UW News

May 18, 2006

Stem cell researcher to speak May 25

The UW’s newly formed Institute for Stem Cell and Regenerative Medicine will hold its first public event next week when Dr. Peter Donovan, co-director of the Stem Cell Research Center at the University of California, Irvine, presents a seminar open to all.

Donovan will speak on Keeping Human Embryonic Stem Cells on the Right Track at 11 a.m., Thursday, May 25, in Turner Auditorium, room D-209, in the Health Sciences Building. Light refreshments will be served in the Health Sciences Lobby beginning at 10 a.m., before the seminar.

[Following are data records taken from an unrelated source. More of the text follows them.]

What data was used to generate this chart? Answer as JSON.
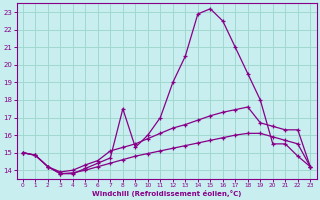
{
  "xlabel": "Windchill (Refroidissement éolien,°C)",
  "bg_color": "#c8eef0",
  "grid_color": "#a0d8d0",
  "line_color": "#880088",
  "xlim": [
    -0.5,
    23.5
  ],
  "ylim": [
    13.5,
    23.5
  ],
  "yticks": [
    14,
    15,
    16,
    17,
    18,
    19,
    20,
    21,
    22,
    23
  ],
  "xticks": [
    0,
    1,
    2,
    3,
    4,
    5,
    6,
    7,
    8,
    9,
    10,
    11,
    12,
    13,
    14,
    15,
    16,
    17,
    18,
    19,
    20,
    21,
    22,
    23
  ],
  "line1_x": [
    0,
    1,
    2,
    3,
    4,
    5,
    6,
    7,
    8,
    9,
    10,
    11,
    12,
    13,
    14,
    15,
    16,
    17,
    18,
    19,
    20,
    21,
    22,
    23
  ],
  "line1_y": [
    15.0,
    14.85,
    14.2,
    13.8,
    13.8,
    14.1,
    14.4,
    14.7,
    17.5,
    15.3,
    16.0,
    17.0,
    19.0,
    20.5,
    22.9,
    23.2,
    22.5,
    21.0,
    19.5,
    18.0,
    15.5,
    15.5,
    14.8,
    14.2
  ],
  "line2_x": [
    0,
    1,
    2,
    3,
    4,
    5,
    6,
    7,
    8,
    9,
    10,
    11,
    12,
    13,
    14,
    15,
    16,
    17,
    18,
    19,
    20,
    21,
    22,
    23
  ],
  "line2_y": [
    15.0,
    14.85,
    14.2,
    13.9,
    14.0,
    14.3,
    14.55,
    15.1,
    15.3,
    15.5,
    15.8,
    16.1,
    16.4,
    16.6,
    16.85,
    17.1,
    17.3,
    17.45,
    17.6,
    16.7,
    16.5,
    16.3,
    16.3,
    14.2
  ],
  "line3_x": [
    0,
    1,
    2,
    3,
    4,
    5,
    6,
    7,
    8,
    9,
    10,
    11,
    12,
    13,
    14,
    15,
    16,
    17,
    18,
    19,
    20,
    21,
    22,
    23
  ],
  "line3_y": [
    15.0,
    14.85,
    14.2,
    13.8,
    13.85,
    14.0,
    14.2,
    14.4,
    14.6,
    14.8,
    14.95,
    15.1,
    15.25,
    15.4,
    15.55,
    15.7,
    15.85,
    16.0,
    16.1,
    16.1,
    15.9,
    15.7,
    15.5,
    14.2
  ]
}
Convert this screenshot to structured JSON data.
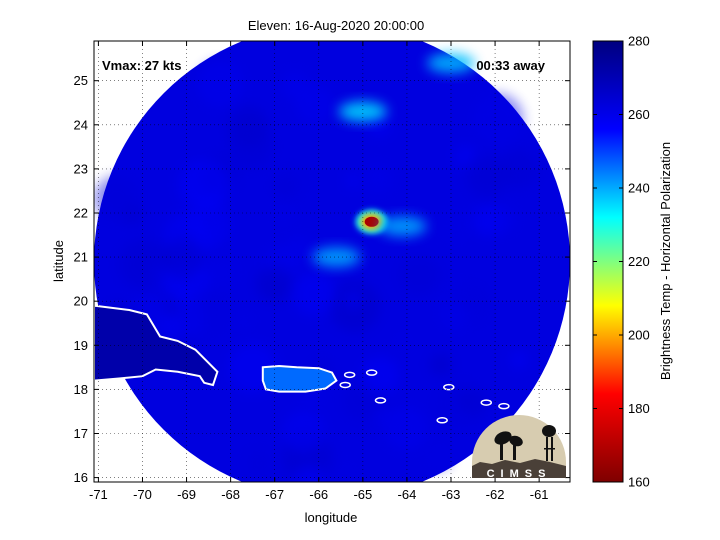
{
  "chart_data": {
    "type": "heatmap",
    "title": "Eleven: 16-Aug-2020 20:00:00",
    "xlabel": "longitude",
    "ylabel": "latitude",
    "xlim": [
      -71.1,
      -60.3
    ],
    "ylim": [
      15.9,
      25.9
    ],
    "x_ticks": [
      -71,
      -70,
      -69,
      -68,
      -67,
      -66,
      -65,
      -64,
      -63,
      -62,
      -61
    ],
    "y_ticks": [
      16,
      17,
      18,
      19,
      20,
      21,
      22,
      23,
      24,
      25
    ],
    "grid": true,
    "annotations": {
      "vmax": "Vmax: 27 kts",
      "time_away": "00:33 away"
    },
    "colorbar": {
      "label": "Brightness Temp - Horizontal Polarization",
      "range": [
        160,
        280
      ],
      "ticks": [
        160,
        180,
        200,
        220,
        240,
        260,
        280
      ],
      "colors": [
        "#7f0000",
        "#ff0000",
        "#ffff00",
        "#00ffff",
        "#0000ff",
        "#00007f"
      ]
    },
    "swath": {
      "center_lon": -65.7,
      "center_lat": 20.9,
      "background_tb": 262
    },
    "features": [
      {
        "name": "convective core",
        "lon": -64.8,
        "lat": 21.8,
        "tb": 168
      },
      {
        "name": "convective band",
        "lon": -64.1,
        "lat": 21.7,
        "tb": 240
      },
      {
        "name": "cloud cluster",
        "lon": -65.0,
        "lat": 24.3,
        "tb": 235
      },
      {
        "name": "cloud cluster",
        "lon": -65.6,
        "lat": 21.0,
        "tb": 240
      },
      {
        "name": "cloud cluster",
        "lon": -63.0,
        "lat": 25.4,
        "tb": 238
      }
    ],
    "land": [
      {
        "name": "Hispaniola",
        "tb": 272
      },
      {
        "name": "Puerto Rico",
        "tb": 246
      }
    ]
  },
  "logo": {
    "text": "CIMSS"
  }
}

The speaker, who was named to the post at UC Irvine earlier this year, was educated in London, where he earned a Ph.D. in cell biology at University College and was then a postdoctoral research fellow at St. George’s Hospital Medical School’s Department of Anatomy. He came to the United States in 1988 and spent a decade in the Mammalian Genetics Laboratory of the National Cancer Institute’s Cancer Research and Development Center in Frederick, Md.

He moved to Johns Hopkins University School of Medicine in Baltimore in 2003, where he became a professor of gynecology and obstetrics and co-director of the Stem Cell Program in the Institute for Cell Engineering. At UC Irvine, he is also a professor of developmental and cell biology and of biological chemistry.

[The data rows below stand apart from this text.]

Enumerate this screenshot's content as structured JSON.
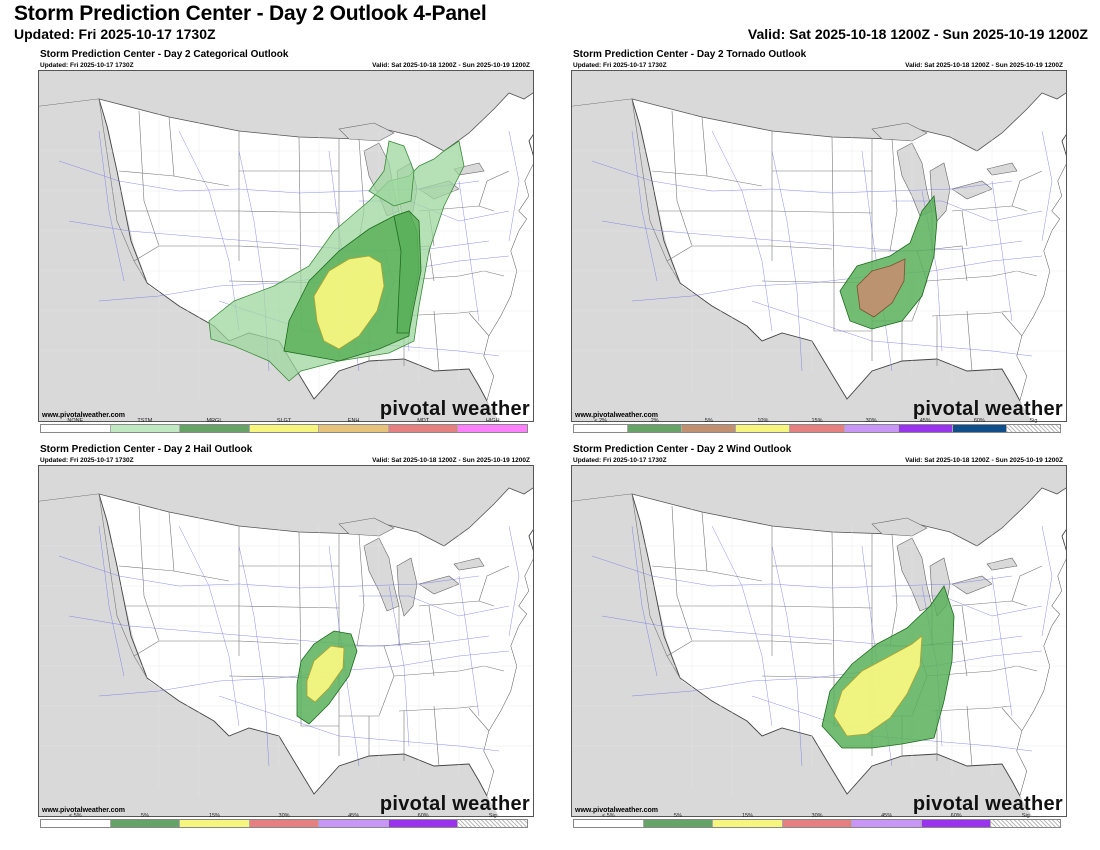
{
  "header": {
    "title": "Storm Prediction Center - Day 2 Outlook 4-Panel",
    "updated": "Updated: Fri 2025-10-17 1730Z",
    "valid": "Valid: Sat 2025-10-18 1200Z - Sun 2025-10-19 1200Z"
  },
  "panels": [
    {
      "title": "Storm Prediction Center - Day 2 Categorical Outlook",
      "updated": "Updated: Fri 2025-10-17 1730Z",
      "valid": "Valid: Sat 2025-10-18 1200Z - Sun 2025-10-19 1200Z",
      "site": "www.pivotalweather.com",
      "brand": "pivotal weather",
      "legend": [
        {
          "label": "NONE",
          "color": "#ffffff"
        },
        {
          "label": "TSTM",
          "color": "#c1e9c1"
        },
        {
          "label": "MRGL",
          "color": "#66a366"
        },
        {
          "label": "SLGT",
          "color": "#f6f67f"
        },
        {
          "label": "ENH",
          "color": "#e6c27a"
        },
        {
          "label": "MDT",
          "color": "#e67f7f"
        },
        {
          "label": "HIGH",
          "color": "#ff80ff"
        }
      ]
    },
    {
      "title": "Storm Prediction Center - Day 2 Tornado Outlook",
      "updated": "Updated: Fri 2025-10-17 1730Z",
      "valid": "Valid: Sat 2025-10-18 1200Z - Sun 2025-10-19 1200Z",
      "site": "www.pivotalweather.com",
      "brand": "pivotal weather",
      "legend": [
        {
          "label": "< 2%",
          "color": "#ffffff"
        },
        {
          "label": "2%",
          "color": "#66a366"
        },
        {
          "label": "5%",
          "color": "#c09070"
        },
        {
          "label": "10%",
          "color": "#f6f67f"
        },
        {
          "label": "15%",
          "color": "#e67f7f"
        },
        {
          "label": "30%",
          "color": "#c896f7"
        },
        {
          "label": "45%",
          "color": "#9933ee"
        },
        {
          "label": "60%",
          "color": "#104e8b"
        },
        {
          "label": "Sig",
          "color": "hatch"
        }
      ]
    },
    {
      "title": "Storm Prediction Center - Day 2 Hail Outlook",
      "updated": "Updated: Fri 2025-10-17 1730Z",
      "valid": "Valid: Sat 2025-10-18 1200Z - Sun 2025-10-19 1200Z",
      "site": "www.pivotalweather.com",
      "brand": "pivotal weather",
      "legend": [
        {
          "label": "< 5%",
          "color": "#ffffff"
        },
        {
          "label": "5%",
          "color": "#66a366"
        },
        {
          "label": "15%",
          "color": "#f6f67f"
        },
        {
          "label": "30%",
          "color": "#e67f7f"
        },
        {
          "label": "45%",
          "color": "#c896f7"
        },
        {
          "label": "60%",
          "color": "#9933ee"
        },
        {
          "label": "Sig",
          "color": "hatch"
        }
      ]
    },
    {
      "title": "Storm Prediction Center - Day 2 Wind Outlook",
      "updated": "Updated: Fri 2025-10-17 1730Z",
      "valid": "Valid: Sat 2025-10-18 1200Z - Sun 2025-10-19 1200Z",
      "site": "www.pivotalweather.com",
      "brand": "pivotal weather",
      "legend": [
        {
          "label": "< 5%",
          "color": "#ffffff"
        },
        {
          "label": "5%",
          "color": "#66a366"
        },
        {
          "label": "15%",
          "color": "#f6f67f"
        },
        {
          "label": "30%",
          "color": "#e67f7f"
        },
        {
          "label": "45%",
          "color": "#c896f7"
        },
        {
          "label": "60%",
          "color": "#9933ee"
        },
        {
          "label": "Sig",
          "color": "hatch"
        }
      ]
    }
  ]
}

Donovan was among the first to find that embryonic-stage cells that later develop into adult reproductive tissue have the potential to differentiate into any type of cell in the body. His work now focuses on how stem cells maintain this ability to turn into various cell forms, and how that ability can be controlled.

He was recruited to UC Irvine as that university is seeking funds to construct a $60 million stem cell research facility, according to the news release from UC Irvine that announced his appointment.

At the UW, more than 70 researchers now have stem-cell related projects, in spite of a ban on federal funding for work outside a few cell lines. Scientists at Fred Hutchinson Cancer Research Center and Children’s Hospital and Regional Medical Center, as well as other research institutions in the area, are also part of the effort.

Dr. Randall Moon, professor of pharmacology and an investigator for the Howard Hughes Medical Institute, is the director of the UW stem cell institute; Dr. Charles Murry, professor of pathology, and Dr. C. Anthony Blau, professor of medicine, are co-directors.